Most observers are still trying to figure out president-elect Donald Trump’s likely Iran policy. Whatever it might be as an approach, it will probably be nothing as accommodating as has been the case in the Obama era. And if Washington starts to earnestly squeeze Tehran from January 21, 2017, the Iranians no doubt will turn to Russia and China for protection.

Vladimir Putin’s ambition to make Iran into a Russian satellite state draws plenty of attention from American analysts. It is less the case with China’s long-term plans to turn Iran into one of its key anchors in west Asia. And unlike Moscow – where the glue for closer ties is arguably a convergence of Iranian-Russian interest over Syria’s fate - Beijing is offering Iran a multilayered and yet complimentary set of blueprints that will be hard for Tehran to ignore. The Chinese focus relies heavily on energy, transport, and increasingly, security cooperation.

China’s big plans

In 2013, Chinese President Xi Jinping launched a highly ambitious plan to integrate the Chinese economy much more closely to key countries in Eurasia. Dubbed the One Belt, One Road (OBOR) project, this multi-billion-dollar initiative is aimed to develop and link up a host of land-based and maritime trade routes in order to provide numerous trade corridors from China to Europe. Chinese investment and companies are meant to spearhead this gigantic infrastructure development that is due to be implemented over a period of 10 to 15 years.

Geography alone makes Iran into a pivotal player in China’s plans. The fact that Iran happens to be a large and hungry market of 80 million people is an added bonus for Beijing and its businesses looking for more market shares around the world.

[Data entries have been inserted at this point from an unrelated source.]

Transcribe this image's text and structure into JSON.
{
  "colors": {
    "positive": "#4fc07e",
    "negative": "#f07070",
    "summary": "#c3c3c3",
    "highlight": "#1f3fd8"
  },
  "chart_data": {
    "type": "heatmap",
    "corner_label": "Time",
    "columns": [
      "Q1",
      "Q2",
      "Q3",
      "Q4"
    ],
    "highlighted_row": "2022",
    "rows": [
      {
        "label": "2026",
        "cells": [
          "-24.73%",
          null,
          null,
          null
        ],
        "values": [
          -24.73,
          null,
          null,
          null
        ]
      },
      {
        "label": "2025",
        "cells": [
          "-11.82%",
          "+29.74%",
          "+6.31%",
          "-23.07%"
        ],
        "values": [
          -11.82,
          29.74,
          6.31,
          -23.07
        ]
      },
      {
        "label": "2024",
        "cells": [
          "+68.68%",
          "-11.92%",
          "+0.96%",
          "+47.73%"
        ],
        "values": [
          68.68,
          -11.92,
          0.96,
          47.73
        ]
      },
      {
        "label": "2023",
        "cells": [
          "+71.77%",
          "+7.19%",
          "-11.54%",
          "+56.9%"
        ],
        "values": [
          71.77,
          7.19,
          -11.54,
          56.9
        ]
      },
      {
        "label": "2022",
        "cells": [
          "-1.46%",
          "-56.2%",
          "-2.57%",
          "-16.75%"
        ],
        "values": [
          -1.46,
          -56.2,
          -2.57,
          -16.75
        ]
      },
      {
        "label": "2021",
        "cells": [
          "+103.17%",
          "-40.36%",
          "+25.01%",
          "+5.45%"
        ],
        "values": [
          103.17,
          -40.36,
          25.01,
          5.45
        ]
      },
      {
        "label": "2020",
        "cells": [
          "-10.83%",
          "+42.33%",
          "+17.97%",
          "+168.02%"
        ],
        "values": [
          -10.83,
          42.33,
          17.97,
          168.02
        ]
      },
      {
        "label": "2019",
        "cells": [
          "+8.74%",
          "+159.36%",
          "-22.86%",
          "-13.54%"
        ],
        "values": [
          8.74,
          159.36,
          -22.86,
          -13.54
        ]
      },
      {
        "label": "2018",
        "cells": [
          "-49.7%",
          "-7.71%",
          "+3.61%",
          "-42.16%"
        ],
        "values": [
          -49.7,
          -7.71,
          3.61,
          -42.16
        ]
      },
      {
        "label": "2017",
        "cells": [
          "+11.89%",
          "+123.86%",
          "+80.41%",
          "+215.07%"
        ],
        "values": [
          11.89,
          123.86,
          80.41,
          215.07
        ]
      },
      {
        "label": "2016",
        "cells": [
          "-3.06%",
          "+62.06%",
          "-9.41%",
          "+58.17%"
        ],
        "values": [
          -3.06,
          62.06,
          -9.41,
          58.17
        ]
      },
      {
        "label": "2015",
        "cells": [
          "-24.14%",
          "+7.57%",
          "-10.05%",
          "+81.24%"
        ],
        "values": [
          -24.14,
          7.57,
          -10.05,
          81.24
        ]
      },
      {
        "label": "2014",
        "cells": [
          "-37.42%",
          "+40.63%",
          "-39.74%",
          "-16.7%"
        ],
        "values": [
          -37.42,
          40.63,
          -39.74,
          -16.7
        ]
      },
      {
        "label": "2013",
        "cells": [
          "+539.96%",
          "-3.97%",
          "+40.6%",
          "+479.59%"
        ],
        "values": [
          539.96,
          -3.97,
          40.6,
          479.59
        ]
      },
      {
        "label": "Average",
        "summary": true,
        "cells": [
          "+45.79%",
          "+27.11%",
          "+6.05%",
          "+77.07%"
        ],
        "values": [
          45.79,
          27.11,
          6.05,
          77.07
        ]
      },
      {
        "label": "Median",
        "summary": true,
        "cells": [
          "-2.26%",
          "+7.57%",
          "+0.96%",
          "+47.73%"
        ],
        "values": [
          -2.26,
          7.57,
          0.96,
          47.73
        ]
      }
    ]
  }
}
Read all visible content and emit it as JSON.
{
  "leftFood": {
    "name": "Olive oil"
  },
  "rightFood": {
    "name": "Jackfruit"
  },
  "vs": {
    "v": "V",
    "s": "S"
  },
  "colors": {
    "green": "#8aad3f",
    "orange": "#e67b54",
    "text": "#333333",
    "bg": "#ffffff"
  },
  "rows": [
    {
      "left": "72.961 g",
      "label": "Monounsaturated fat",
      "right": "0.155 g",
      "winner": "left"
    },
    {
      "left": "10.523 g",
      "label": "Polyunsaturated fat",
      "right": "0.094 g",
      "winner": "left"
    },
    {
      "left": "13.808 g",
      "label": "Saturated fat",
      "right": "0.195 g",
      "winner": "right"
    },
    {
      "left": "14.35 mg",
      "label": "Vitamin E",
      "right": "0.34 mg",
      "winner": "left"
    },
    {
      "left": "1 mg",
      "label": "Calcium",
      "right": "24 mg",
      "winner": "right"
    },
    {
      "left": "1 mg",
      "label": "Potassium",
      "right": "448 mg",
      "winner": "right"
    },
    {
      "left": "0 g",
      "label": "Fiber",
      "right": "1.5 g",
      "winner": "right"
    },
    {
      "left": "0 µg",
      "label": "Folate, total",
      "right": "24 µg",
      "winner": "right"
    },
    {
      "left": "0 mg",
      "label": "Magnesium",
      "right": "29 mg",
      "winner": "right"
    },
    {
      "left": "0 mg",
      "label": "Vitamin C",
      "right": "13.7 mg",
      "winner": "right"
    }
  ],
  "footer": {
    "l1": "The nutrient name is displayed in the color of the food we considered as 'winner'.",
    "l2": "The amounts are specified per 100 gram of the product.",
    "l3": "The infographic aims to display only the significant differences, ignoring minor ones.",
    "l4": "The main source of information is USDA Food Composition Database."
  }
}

The Chinese specifically consider Iran an inevitable partner and a conduit to the five landlocked states of Central Asia: Kazakhstan, Kyrgyzstan, Tajikistan, Turkmenistan and Uzbekistan. The five states combined represent a market of about 65 million people. The Chinese have already replaced the Russians as the largest trading partner of the Central Asian states. The Central Asians have plenty of energy resources that Beijing craves in return for Chinese goods and services. Meanwhile, Iran is an important alternative outlet to Central Asia and Beijing wants to shape and have a say about Tehran’s policies toward its northern neighbors.

Security calculations

But China is not assessing its options in Central Asia purely through an economic lens. In fact, it has some deep security interests there. Beijing sees Central Asia – a Muslim-majority region but formerly part of the Soviet Union where secular Islam dominates - as a bulwark. In the lands west and south of Central Asia, China is mostly confronted by politicized versions of Islam that it fears.

Beijing fears that radical Islam as it is propagated by some Middle Eastern states will incite China’s own restive Muslim minority that overwhelmingly live in regions adjacent to the Central Asian states. It is no coincidence that China’s greatest push for cooperation with the Central Asian states has come in the area of security and counter-extremism.

In fact, the leading collective body at the heart of Eurasia – the Shanghai Cooperation Organization – began as an effort to enhance security cooperation among the member states. Interestingly,  the Central Asian states and Chinado not appear to fear Iran’s avowed commitment to political Islam. They see the Shiite Iranian Islamist version as structurally limiting and largely a bad fit for their Muslim populations that generally belong to the Sunni sect of Islam.

Iran’s view

And there are domestic factors in Tehran that are no doubt facilitating China’s Iranian inroads. Hardliners in various corners in the Iranian state machinery – from a minority in the foreign ministry to a majority in the ranks of the Islamic Revolution Guards Corps (IRGC) –argue that Tehran should prioritize diplomatic and economic ties with states such as Russia and China over Western states.

This posture is above all shaped by ideological preferences. However, uncertainties about the future of Iran’s relations with the West, which have intensified following Trump’s election victory, are at the moment helping these hardliners make a stronger case for their policy offers. The stage for closer ties is in many ways already set. During his state visit to Tehran in January, Presidents Xi and Rouhani laid the groundwork for much closer relations. The two states agreed to expand trade to $600 billion over a 10-year period while also framing stronger cooperation as part of a 25-year plan.

For sure, cooperation in the energy sector is a big part of it as Beijing remains Iran’s biggest oil customer, but the vision for deeper ties transcends that. Meanwhile, as the OBOR was one of President Xi’s signature foreign policy ambitions, he will most likely remain faithful to it while he is in office. And depending on Trump’s coming Iran policy, Tehran might soon find the Chinese offer of closer ties is the kind of political insurance they cannot turn down.